Африкан Салютович о турках отозвался уважительно: «Доходчиво разговаривают!» Эту оценку аборигены заработали, когда туристы, направляясь на стамбулский базар, боязливо, как лужи, обходили ковры, расстеленные на тротуарах. Продавцы ковров, будто сговорившись, выбегали из своих лавок и, потрясая кулаками, страшно ругались по-ихнему. Не с первого захода, но переводчик внушил нашим иностранцам, что надо обязательно ходить по коврам, для ковров это полезно. Переварив информацию, Африкан Салютович задумался, представив наши универмаги и универсамы, которые застилают близлежащие окрестности тысячерублевыми коврами. «Если мы и стелем ковры на улицах, – подумал он, – то абсолютно, чтобы уважить приехавшее лицо. А турки – что с них взять? Турки, они есть турки».
И еще раз Африкан Салютович подивился простофильству, когда за облюбованный им предмет он заплатил не пятьдесят долларов, как по началу затребовал продавец, а двадцать.
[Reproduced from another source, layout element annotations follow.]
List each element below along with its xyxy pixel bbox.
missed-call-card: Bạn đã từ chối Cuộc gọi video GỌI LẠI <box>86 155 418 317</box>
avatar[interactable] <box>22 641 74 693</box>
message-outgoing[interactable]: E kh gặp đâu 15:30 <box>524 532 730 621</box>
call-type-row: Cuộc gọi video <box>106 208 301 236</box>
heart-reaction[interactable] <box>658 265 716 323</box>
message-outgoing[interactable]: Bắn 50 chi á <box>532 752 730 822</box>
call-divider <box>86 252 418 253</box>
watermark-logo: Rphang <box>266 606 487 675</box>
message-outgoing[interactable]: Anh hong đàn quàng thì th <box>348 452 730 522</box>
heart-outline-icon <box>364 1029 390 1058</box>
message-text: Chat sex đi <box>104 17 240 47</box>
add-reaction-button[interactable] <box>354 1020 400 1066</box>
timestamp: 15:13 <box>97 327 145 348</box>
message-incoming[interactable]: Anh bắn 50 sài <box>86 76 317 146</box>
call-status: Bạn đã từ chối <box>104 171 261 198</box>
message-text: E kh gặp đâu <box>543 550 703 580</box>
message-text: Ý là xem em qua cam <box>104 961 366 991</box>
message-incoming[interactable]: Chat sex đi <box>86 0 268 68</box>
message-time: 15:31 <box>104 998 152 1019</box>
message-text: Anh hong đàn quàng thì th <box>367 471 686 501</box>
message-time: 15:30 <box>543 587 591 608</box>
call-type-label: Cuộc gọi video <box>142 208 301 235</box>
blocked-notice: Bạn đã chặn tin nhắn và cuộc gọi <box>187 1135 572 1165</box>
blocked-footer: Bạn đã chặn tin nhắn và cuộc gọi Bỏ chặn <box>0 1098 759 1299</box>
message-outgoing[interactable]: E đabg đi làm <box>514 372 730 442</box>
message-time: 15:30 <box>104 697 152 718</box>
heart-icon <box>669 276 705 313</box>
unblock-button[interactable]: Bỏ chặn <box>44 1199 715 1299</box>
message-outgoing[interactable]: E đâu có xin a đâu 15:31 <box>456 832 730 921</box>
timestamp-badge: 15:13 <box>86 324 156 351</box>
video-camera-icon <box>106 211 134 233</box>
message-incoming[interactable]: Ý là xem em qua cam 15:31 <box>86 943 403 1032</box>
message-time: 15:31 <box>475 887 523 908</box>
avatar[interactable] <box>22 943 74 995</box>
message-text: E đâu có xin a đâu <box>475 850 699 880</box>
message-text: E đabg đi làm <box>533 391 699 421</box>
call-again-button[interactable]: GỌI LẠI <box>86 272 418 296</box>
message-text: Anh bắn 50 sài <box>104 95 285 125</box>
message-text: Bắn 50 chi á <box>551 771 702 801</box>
Облюбованным предметом была сабля. С тяжелым, затейливо инкрустированным эфесом, с молниеподобным, холодным блеском лезвия. Вжик, вжик! – размашисто полосовал он саблей, втайне гордясь почтением, с каким ему уступали дорогу на стамбульском базаре. Праздник ему испортил доцент Волобуев.
– Африкан Салютович, – сказал он, – а ведь саблю таможня не пропустит.
– Это почему? – насторожился Африкан Салютович.
– Холодное оружие.
Из Африкана Салютовича будто воздух выпустили, на глазах померк и скукожился.
– Ну и куда же я ее дену?
– Продайте, – посоветовал Волобуев.
За какой-нибудь час на личном, горьком опыте Африкан Салютович познал великую разницу между продавцом и покупателем. Покупатель – бог, царь, султан, крез, а продавец – пыль, угодник, льстец, ну и, конечно, хитрован. Словом, почти как у нас, только наоборот.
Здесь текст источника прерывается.